Cardiotensive opiniones: qué cuentan y a los cuántos días
Las recogen los operadores en la llamada que hacen después de la entrega. Van publicadas con nombre y municipio, tal como las dijeron. No pagamos reseñas ni quitamos las que no nos convienen.
Qué reporta la gente, semana por semana
- Días 1–7
Casi nadie reporta cambios en estos días y así queda anotado. Lo que sí repiten es cosa de la toma: la cápsula pide comida de por medio, porque en ayunas el amargo se queda pegado un buen rato.
- Días 8–20
Los primeros comentarios llegan por la mañana: levantarse sin la cabeza pesada y salir a la calle sin el sofoco de las primeras horas. Hay quien dice que le rinde más la mañana, antes de que apriete el sol.
- Días 21–30
En la última semana lo que más se oye tiene que ver con los mandados y las gradas: la subida al mercado, la cuadra hasta donde para la camioneta, cargar las bolsas de regreso. Hay quienes no notan nada en todo el mes; eso también lo dejamos escrito.

Manejo camioneta en la ruta de Xela para Cuatro Caminos y salgo cuando todavía está oscuro, con el frío que aquí no perdona. Lo que me fregaba era llegar al último viaje con la nuca tiesa y los pies dormidos de tanto pedal. Empecé en junio y las tomo con las dos comidas fuertes del día. Para la tercera semana terminé el turno completo sin esa pesadez.
Coso en una maquila aquí en Chimaltenango, ocho horas pegada a la máquina y el ruido no para. Terminaba a las cinco con la cabeza zumbando y solo quería tirarme. Al mes salía del turno y todavía me daba para hacer la cena y lavar.
Hago muebles por encargo aquí en Mazate. Del producto no digo nada malo: a la cuarta semana lijaba toda la mañana sin el cansancio de antes. Lo que no me cuadró fue la cuenta. El frasco se me acabó a los diez días justos y el siguiente llegó dos días después, así que me quedé sin tomar en medio del mes. Avisen desde el principio cuánto hay que pedir.
Tengo puesto de verduras en el mercado, y en Cobán el chipi-chipi no descansa, uno amanece con la ropa húmeda. Antes al mediodía andaba buscando dónde sentarme. Ahora cierro a las cuatro y me da tiempo de ir a traer a la nieta.
Fui maestra de primaria cuarenta y un años y todavía me llegan patojos por la tarde para que les ayude con las tareas, ahí en el corredor de la casa. Lo que me tenía fregada era la noche: a las siete me quedaba dormida en la silla con el ventilador puesto y a las dos de la mañana andaba despierta dando vueltas, que en Reu el calor no afloja ni de noche. Una compañera del magisterio me habló de esto. Cuando llamó el muchacho de la oficina le pregunté si chocaba con lo que me manda el doctor y me contestó que eso se lo preguntara a él; me gustó que no me anduviera prometiendo nada.
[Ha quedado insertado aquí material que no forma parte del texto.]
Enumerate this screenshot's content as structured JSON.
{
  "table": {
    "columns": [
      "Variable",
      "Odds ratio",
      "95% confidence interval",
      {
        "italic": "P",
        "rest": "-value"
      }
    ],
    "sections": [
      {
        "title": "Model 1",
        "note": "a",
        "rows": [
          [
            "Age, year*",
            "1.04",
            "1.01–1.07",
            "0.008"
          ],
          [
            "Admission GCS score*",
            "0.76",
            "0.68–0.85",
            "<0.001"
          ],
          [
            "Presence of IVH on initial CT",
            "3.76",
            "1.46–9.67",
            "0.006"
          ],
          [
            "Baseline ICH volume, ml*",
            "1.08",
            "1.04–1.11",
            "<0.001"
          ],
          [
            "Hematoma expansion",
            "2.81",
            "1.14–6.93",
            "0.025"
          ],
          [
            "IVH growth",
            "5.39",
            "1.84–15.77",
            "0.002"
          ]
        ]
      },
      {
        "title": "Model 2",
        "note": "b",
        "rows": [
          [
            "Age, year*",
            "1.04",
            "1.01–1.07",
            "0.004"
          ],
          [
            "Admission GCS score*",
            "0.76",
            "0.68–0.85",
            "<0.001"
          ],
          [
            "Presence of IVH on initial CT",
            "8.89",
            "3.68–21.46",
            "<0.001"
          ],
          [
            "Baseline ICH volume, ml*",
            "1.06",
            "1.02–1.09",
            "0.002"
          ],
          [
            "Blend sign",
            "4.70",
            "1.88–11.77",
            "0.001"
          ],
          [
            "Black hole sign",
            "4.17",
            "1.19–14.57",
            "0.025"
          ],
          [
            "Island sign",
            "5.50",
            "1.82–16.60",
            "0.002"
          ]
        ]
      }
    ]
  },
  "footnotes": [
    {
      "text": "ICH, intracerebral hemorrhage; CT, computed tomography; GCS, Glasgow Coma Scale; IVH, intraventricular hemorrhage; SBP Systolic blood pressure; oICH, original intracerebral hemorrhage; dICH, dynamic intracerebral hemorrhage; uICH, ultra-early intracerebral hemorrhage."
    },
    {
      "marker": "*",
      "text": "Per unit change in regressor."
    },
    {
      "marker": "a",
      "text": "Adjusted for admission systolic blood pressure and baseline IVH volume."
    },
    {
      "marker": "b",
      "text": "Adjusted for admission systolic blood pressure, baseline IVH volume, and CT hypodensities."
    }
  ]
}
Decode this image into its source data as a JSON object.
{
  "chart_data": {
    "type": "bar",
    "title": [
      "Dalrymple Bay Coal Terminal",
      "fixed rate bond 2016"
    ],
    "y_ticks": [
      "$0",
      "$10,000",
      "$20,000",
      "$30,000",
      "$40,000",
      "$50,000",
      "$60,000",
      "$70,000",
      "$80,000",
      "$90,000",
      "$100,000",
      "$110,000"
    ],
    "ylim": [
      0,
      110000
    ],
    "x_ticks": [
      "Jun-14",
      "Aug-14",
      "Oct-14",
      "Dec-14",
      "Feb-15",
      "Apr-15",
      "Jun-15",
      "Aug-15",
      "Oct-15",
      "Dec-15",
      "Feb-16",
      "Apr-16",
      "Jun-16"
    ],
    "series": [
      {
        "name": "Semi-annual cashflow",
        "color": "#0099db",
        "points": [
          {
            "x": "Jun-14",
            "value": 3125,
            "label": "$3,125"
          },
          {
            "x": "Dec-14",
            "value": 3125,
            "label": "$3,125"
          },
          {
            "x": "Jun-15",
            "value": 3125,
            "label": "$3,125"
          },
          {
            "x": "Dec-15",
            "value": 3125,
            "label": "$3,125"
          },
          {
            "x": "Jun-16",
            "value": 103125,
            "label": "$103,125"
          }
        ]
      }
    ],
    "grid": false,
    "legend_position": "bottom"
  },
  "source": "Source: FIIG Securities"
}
Lo empecé en enero, la primera con el desayuno y la otra ya en la noche, con la comida servida, porque solas son bien amargas. Al mes el cambio se me vino por el lado del sueño: me acuesto a las nueve y me despierto hasta que aclara. Las tareas de la tarde ya no se me hacen tan largas.
Ando en obra en Escuintla, con el sol de mediodía encima. Llevo tres semanas tomándolo y ya llego a la casa entero.
Preguntas frecuentes
¿A los cuántos días se nota algo?
Casi todos ubican el primer cambio entre el día 8 y el día 20. La primera semana por lo general pasa sin nada notorio.
¿También publican las quejas?
Sí. Las dos que más salen son el sabor amargo y que un frasco solo cubre diez días.